Common Convergence Issues

Issue: Too Many Cutbacks

Symptom: Increment size keeps reducing, analysis takes very long. Fix:

  1. Check contact (chattering, penetration)
  2. Add automatic stabilization (damping)
  3. Reduce initial increment size
  4. Refine mesh in high-strain regions
  5. Use mass scaling (for quasi-static)

Issue: No Convergence at Specific Load

Symptom: Analysis converges until a certain load, then fails. Fix:

  1. Check for material instability (negative tangent modulus)
  2. Check for buckling (use Riks method)
  3. Check for contact separation (add stabilization)
  4. Check for excessive element distortion (remesh)

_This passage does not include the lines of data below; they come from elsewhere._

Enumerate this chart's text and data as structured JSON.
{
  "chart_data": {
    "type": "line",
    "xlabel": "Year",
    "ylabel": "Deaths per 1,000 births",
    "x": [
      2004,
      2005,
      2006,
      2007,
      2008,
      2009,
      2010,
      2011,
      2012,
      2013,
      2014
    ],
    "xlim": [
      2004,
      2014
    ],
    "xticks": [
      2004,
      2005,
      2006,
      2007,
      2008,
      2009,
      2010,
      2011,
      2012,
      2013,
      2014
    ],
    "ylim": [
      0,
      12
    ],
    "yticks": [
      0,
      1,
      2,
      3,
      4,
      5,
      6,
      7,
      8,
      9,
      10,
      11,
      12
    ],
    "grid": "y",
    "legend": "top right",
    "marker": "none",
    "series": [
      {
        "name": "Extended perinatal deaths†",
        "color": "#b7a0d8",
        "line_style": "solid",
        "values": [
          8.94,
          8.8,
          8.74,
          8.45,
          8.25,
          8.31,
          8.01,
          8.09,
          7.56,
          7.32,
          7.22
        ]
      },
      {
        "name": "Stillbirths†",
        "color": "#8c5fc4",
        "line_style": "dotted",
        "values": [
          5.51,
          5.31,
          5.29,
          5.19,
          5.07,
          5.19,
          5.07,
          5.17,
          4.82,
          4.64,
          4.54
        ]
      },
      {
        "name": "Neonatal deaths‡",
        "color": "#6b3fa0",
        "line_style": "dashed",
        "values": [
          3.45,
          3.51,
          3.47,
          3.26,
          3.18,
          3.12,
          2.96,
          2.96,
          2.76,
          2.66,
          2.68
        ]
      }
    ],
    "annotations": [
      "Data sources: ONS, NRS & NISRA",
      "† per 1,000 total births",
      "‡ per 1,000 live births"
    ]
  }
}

Issue: Excessive Element Distortion

Symptom: Elements become too distorted, solver fails. Fix:

  1. Refine mesh in high-deformation regions
  2. Use reduced integration elements (C3D8R instead of C3D8)
  3. Enable adaptive remeshing (Abaqus/Explicit)
  4. Use ALE (Arbitrary Lagrangian-Eulerian) for large deformation

Element Selection for Nonlinear Analysis

| Element | Type | Use | |---------|------|-----| | C3D8R | Hex, reduced integration | General 3D (default for nonlinear) | | C3D8 | Hex, full integration | When hourglass is problematic | | C3D8H | Hex, hybrid | Rubber, incompressible materials | | C3D20R | Hex, quadratic, reduced | High accuracy (stress concentration) | | C3D10M | Tet, modified | Complex geometry, good for contact | | S4R | Shell, reduced | Thin walls, sheet metal | | B31 | Beam, linear | Frame structures |

Hourglass control: C3D8R elements can exhibit hourglass modes (zero-energy deformation). Check artificial hourglass energy < 5% of internal energy.

Verification Checklist

  • [ ] Nlgeom is ON for large deformation
  • [ ] Material plasticity uses true stress-strain data
  • [ ] Hardening model matches loading type (monotonic vs. cyclic)
  • [ ] Contact formulation is appropriate (penalty for general, augmented for accuracy)
  • [ ] Initial increment is small (0.01-0.05)
  • [ ] Automatic stabilization is used for unstable problems
  • [ ] Artificial energy < 5% of internal energy
  • [ ] Hourglass energy < 5% of internal energy (reduced integration)
  • [ | Reaction forces balance applied loads
  • [ ] No excessive element distortion
  • [ ] Energy balance is satisfied

Wrapping Up

If I had to boil nonlinear FEA down to one thing, it's this: know what's making your model nonlinear and set up your solver accordingly. Small initial increments, reasonable cutback limits, and stabilization when you need it. I check the energy balance on every nonlinear run — if artificial energy is more than 5% of internal energy, something's off with your damping or your mesh. And don't be afraid to start with a simpler model and add complexity. I've seen too many people throw a fully nonlinear model at the solver on day one and then spend a week trying to figure out why it won't converge.